Na calada da noite, a casa estava silenciosa. Diego já estava dormindo, e Lia finalmente teve um momento de descanso. O garoto era tão falante e cheio de energia que Lia estava esgotada, mesmo que o serviço não fosse pesado. Contudo, ao sair para pegar um copo d’água na cozinha, ela ouviu vozes abafadas vindas de um dos escritórios.
Movida pela curiosidade e pelo tom intenso da conversa, ela se aproximou lentamente, os pés descalços para não fazer barulho. A porta estava entreaberta, e as palavras de Dante chegaram até ela.
— Se ele acha que pode me passar para trás, está muito enganado. Eu dou as ordens aqui, não interessa quem ele é. — Dante falava com firmeza, mas havia um tom perigoso em sua voz, algo que fazia o estômago de Lia revirar.
— Mas não podemos arriscar chamar atenção agora, Dante. Não com o garoto aqui. — outra voz respondeu, soando mais nervosa.
Lia prendeu a respiração. “O garoto”? Eles estavam falando de Diego? Ela tentou se aproximar mais, mas a madeira rangeu sob seus pés, interrompendo a conversa abruptamente.
— Quem está aí? — a voz de Dante cortou o silêncio como uma faca.
Lia congelou. Pensou em correr, mas sabia que seria pior. Engolindo em seco, empurrou a porta lentamente e colocou apenas a cabeça para dentro, tentando parecer casual.
— Desculpa, eu... estava procurando água. Não queria interromper.
Os olhos de Dante se estreitaram enquanto ele a avaliava com intensidade, mas seus traços endurecidos suavizaram ligeiramente, talvez pelo fato de ela não parecer intimidada.

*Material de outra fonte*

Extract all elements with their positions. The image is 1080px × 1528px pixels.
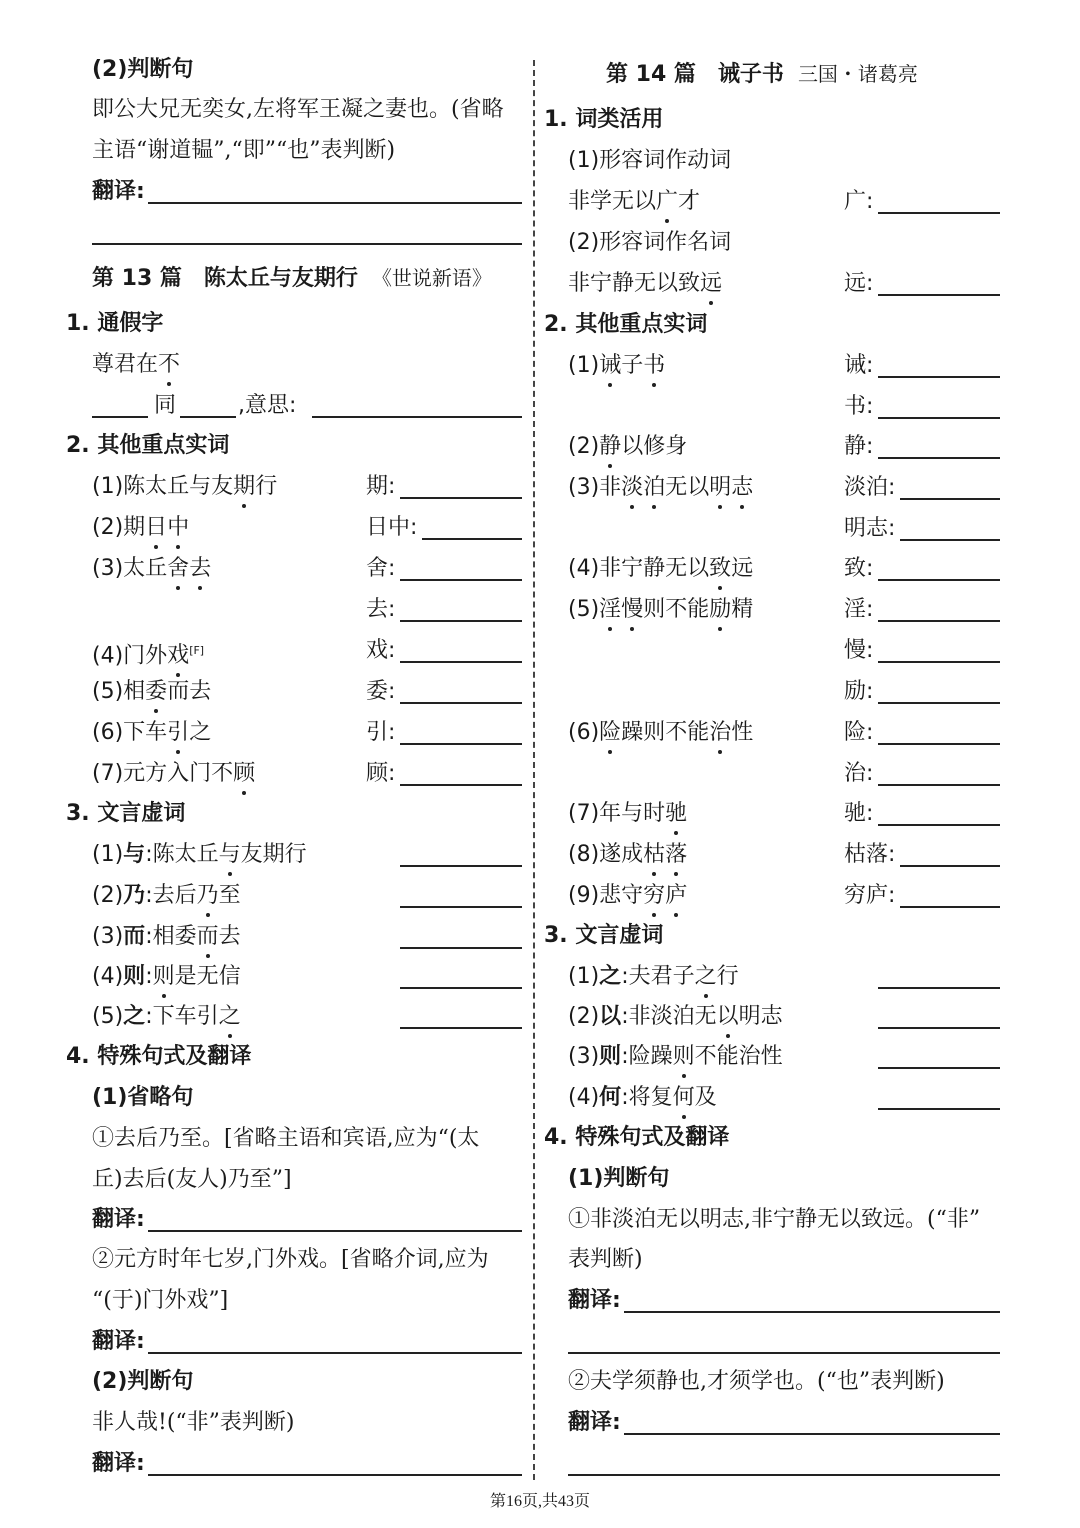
answer-line[interactable] (878, 784, 1000, 786)
item-label: 治: (844, 761, 874, 786)
xuci-item: (4)则:则是无信 (92, 964, 241, 989)
omission-header: (1)省略句 (92, 1085, 194, 1110)
item: 非学无以广才 (568, 189, 701, 214)
translate-label: 翻译: (568, 1288, 621, 1313)
item-label: 明志: (844, 516, 896, 541)
item-label: 穷庐: (844, 883, 896, 908)
heading-xuci: 3. 文言虚词 (544, 923, 664, 948)
item: (6)下车引之 (92, 720, 212, 745)
answer-line[interactable] (400, 743, 522, 745)
item-label: 委: (366, 679, 396, 704)
answer-line[interactable] (400, 620, 522, 622)
answer-line[interactable] (624, 1311, 1000, 1313)
xuci-item: (5)之:下车引之 (92, 1004, 241, 1029)
answer-line[interactable] (568, 1352, 1000, 1354)
answer-line[interactable] (900, 865, 1000, 867)
answer-line[interactable] (878, 824, 1000, 826)
xuci-item: (2)以:非淡泊无以明志 (568, 1004, 783, 1029)
section-14-title: 第 14 篇 诫子书 三国・诸葛亮 (606, 62, 918, 87)
translate-label: 翻译: (92, 1329, 145, 1354)
answer-line[interactable] (624, 1433, 1000, 1435)
item-label: 险: (844, 720, 874, 745)
item: (3)太丘舍去 (92, 556, 212, 581)
judgement-header: (2)判断句 (92, 57, 194, 82)
xuci-item: (3)而:相委而去 (92, 924, 241, 949)
item: (2)期日中 (92, 515, 190, 540)
subheading: (2)形容词作名词 (568, 230, 732, 255)
answer-line[interactable] (400, 784, 522, 786)
heading-shici: 2. 其他重点实词 (66, 433, 230, 458)
answer-line[interactable] (878, 212, 1000, 214)
heading-shici: 2. 其他重点实词 (544, 312, 708, 337)
answer-line[interactable] (900, 906, 1000, 908)
item: (5)相委而去 (92, 679, 212, 704)
translate-label: 翻译: (92, 1207, 145, 1232)
item: (7)元方入门不顾 (92, 761, 256, 786)
xuci-item: (3)则:险躁则不能治性 (568, 1044, 783, 1069)
item: (9)悲守穷庐 (568, 883, 688, 908)
answer-line[interactable] (148, 1230, 522, 1232)
item-label: 诫: (844, 353, 874, 378)
item-label: 书: (844, 394, 874, 419)
answer-line[interactable] (878, 294, 1000, 296)
answer-line[interactable] (400, 1027, 522, 1029)
answer-line[interactable] (878, 620, 1000, 622)
heading-juzi: 4. 特殊句式及翻译 (66, 1044, 252, 1069)
subheading: (1)形容词作动词 (568, 148, 732, 173)
item-label: 引: (366, 720, 396, 745)
answer-line[interactable] (878, 376, 1000, 378)
judgement-header: (2)判断句 (92, 1369, 194, 1394)
answer-line[interactable] (92, 243, 522, 245)
item-label: 慢: (844, 638, 874, 663)
item-label: 戏: (366, 638, 396, 663)
xuci-item: (1)之:夫君子之行 (568, 964, 739, 989)
xuci-item: (4)何:将复何及 (568, 1085, 717, 1110)
item-label: 舍: (366, 556, 396, 581)
item: 非宁静无以致远 (568, 271, 723, 296)
example-sentence-cont: 主语“谢道韫”,“即”“也”表判断) (92, 138, 396, 163)
answer-line[interactable] (148, 1352, 522, 1354)
answer-line[interactable] (878, 743, 1000, 745)
tongjia-tong: 同 (154, 393, 177, 418)
item: (5)淫慢则不能励精 (568, 597, 754, 622)
item: (3)非淡泊无以明志 (568, 475, 754, 500)
answer-line[interactable] (878, 702, 1000, 704)
item-label: 致: (844, 556, 874, 581)
answer-line[interactable] (878, 1067, 1000, 1069)
answer-line[interactable] (878, 417, 1000, 419)
item-label: 驰: (844, 801, 874, 826)
item: (7)年与时驰 (568, 801, 688, 826)
xuci-item: (2)乃:去后乃至 (92, 883, 241, 908)
tongjia-meaning-label: ,意思: (238, 393, 297, 418)
item: (1)陈太丘与友期行 (92, 474, 278, 499)
example-sentence: ②元方时年七岁,门外戏。[省略介词,应为 (92, 1247, 489, 1272)
item-label: 期: (366, 474, 396, 499)
example-sentence-cont: “(于)门外戏”] (92, 1288, 229, 1313)
example-sentence: 即公大兄无奕女,左将军王凝之妻也。(省略 (92, 97, 504, 122)
example-sentence: ②夫学须静也,才须学也。(“也”表判断) (568, 1369, 945, 1394)
item: (4)门外戏[F] (92, 643, 205, 669)
translate-label: 翻译: (92, 179, 145, 204)
answer-line[interactable] (148, 202, 522, 204)
item-label: 枯落: (844, 842, 896, 867)
example-sentence-cont: 丘)去后(友人)乃至”] (92, 1167, 292, 1192)
answer-line[interactable] (878, 1108, 1000, 1110)
heading-huoyong: 1. 词类活用 (544, 107, 664, 132)
answer-line[interactable] (400, 987, 522, 989)
item-label: 励: (844, 679, 874, 704)
answer-line[interactable] (878, 1027, 1000, 1029)
answer-line[interactable] (400, 579, 522, 581)
example-sentence: 非人哉!(“非”表判断) (92, 1410, 295, 1435)
answer-line[interactable] (312, 416, 522, 418)
translate-label: 翻译: (92, 1451, 145, 1476)
answer-line[interactable] (148, 1474, 522, 1476)
item-label: 淡泊: (844, 475, 896, 500)
answer-line[interactable] (180, 416, 236, 418)
answer-line[interactable] (878, 661, 1000, 663)
item-label: 顾: (366, 761, 396, 786)
column-divider (533, 60, 535, 1480)
item-label: 淫: (844, 597, 874, 622)
item: (1)诫子书 (568, 353, 666, 378)
answer-line[interactable] (400, 497, 522, 499)
item: (2)静以修身 (568, 434, 688, 459)
answer-line[interactable] (422, 538, 522, 540)
heading-tongjia: 1. 通假字 (66, 311, 164, 336)
answer-line[interactable] (400, 906, 522, 908)
answer-line[interactable] (878, 579, 1000, 581)
answer-line[interactable] (878, 987, 1000, 989)
item-label: 静: (844, 434, 874, 459)
answer-line[interactable] (400, 947, 522, 949)
answer-line[interactable] (568, 1474, 1000, 1476)
answer-line[interactable] (900, 539, 1000, 541)
heading-juzi: 4. 特殊句式及翻译 (544, 1125, 730, 1150)
answer-line[interactable] (400, 702, 522, 704)
item: (4)非宁静无以致远 (568, 556, 754, 581)
page-number: 第16页,共43页 (489, 1493, 590, 1510)
answer-line[interactable] (878, 457, 1000, 459)
example-sentence-cont: 表判断) (568, 1247, 643, 1272)
heading-xuci: 3. 文言虚词 (66, 801, 186, 826)
item-label: 去: (366, 597, 396, 622)
answer-line[interactable] (92, 416, 148, 418)
translate-label: 翻译: (568, 1410, 621, 1435)
item-label: 远: (844, 271, 874, 296)
tongjia-phrase: 尊君在不 (92, 352, 181, 377)
item: (6)险躁则不能治性 (568, 720, 754, 745)
judgement-header: (1)判断句 (568, 1166, 670, 1191)
item-label: 日中: (366, 515, 418, 540)
answer-line[interactable] (400, 865, 522, 867)
item-label: 广: (844, 189, 874, 214)
answer-line[interactable] (900, 498, 1000, 500)
section-13-title: 第 13 篇 陈太丘与友期行 《世说新语》 (92, 266, 492, 291)
item: (8)遂成枯落 (568, 842, 688, 867)
example-sentence: ①非淡泊无以明志,非宁静无以致远。(“非” (568, 1207, 981, 1232)
example-sentence: ①去后乃至。[省略主语和宾语,应为“(太 (92, 1126, 480, 1151)
answer-line[interactable] (400, 661, 522, 663)
xuci-item: (1)与:陈太丘与友期行 (92, 842, 307, 867)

— Este é o escritório, não a cozinha. Certifique-se de não se perder na casa novamente. — disse, seco, mas havia um tom de provocação em sua voz.
— Claro. Vou fazer o possível para não atrapalhar suas reuniões “importantes”. — Lia respondeu, erguendo as sobrancelhas e cruzando os braços.
A tensão no ar era palpável, mas Dante simplesmente indicou a saída com a cabeça, ignorando o outro homem na sala. Enquanto Lia se afastava, podia sentir o olhar dele queimando em suas costas.